Assessment is a classroom tool that must be used to build hope and efficacy in learners. It must provide learners with the necessary information that they need to be able to make instructional decisions to support academic gains.
Too often, our assessments are returned to learners with any number of markings on them (total number wrong, percent correct, grades, rubric scores or scale score, standard based achievement levels, stickers or stamps, etc.) that do not help the learner understand exactly what went wrong.
Sometimes things are marked wrong because of simple mistakes. Simple mistakes include misreading the question, not following the directions, skipping key words, and so on. Simple mistakes are evident when there is evidence from previous assessments or within the current assessment that the learner understood the concepts or the reasoning involved. Simple mistakes do not require significant intervention time for the learner, unless there is a consistent pattern of the learner making consistent mistakes. But at that point, the intervention would only involve providing the learner with test taking strategies such as slowing down, re-reading, and double checking answers. Simple mistakes should never generate interventions that require reteaching.

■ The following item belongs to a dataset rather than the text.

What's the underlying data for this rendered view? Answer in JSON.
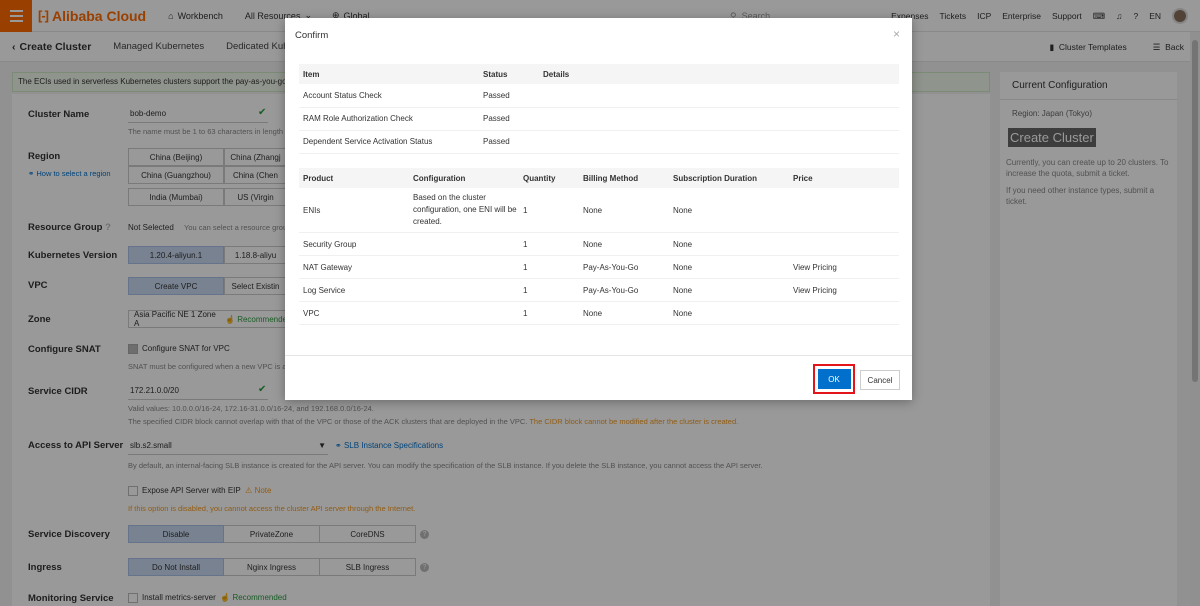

The greater challenge is when things are marked wrong because of errors. An error has occurred when there is little to no evidence that the learner has any understanding of the concepts, processes, or reasoning required for the task at hand. When learners are being assessed on a single learning target, they might generate multiple kinds of errors. For example, when learners were asked to draw conclusions, their teachers noted four types of errors within the student responses:
- Restating explicit text
- Identifying faulty or inappropriate evidence
- Using singular or insufficient evidence
- Employing weak reasoning or faulty logic
Each type error requires a very different instructional response from teachers and even from the learners. When teachers use collaborative common assessments to identify errors, they can generate focused, targeted, instructional responses in their efforts to reteach. More importantly, when learners engage in working collaboratively to analyze samples of anonymous work and identify the types of errors made, they can begin to identify their own areas for growth and then make better decisions to support their own success.
When teachers and learners use assessment to better understand error, they can maintain a sense of hope because the pathway to fixing it can become more clear. When errors are specifically identified, learners have information, rather than calculations. In that way, assessment can be used to support continued learning.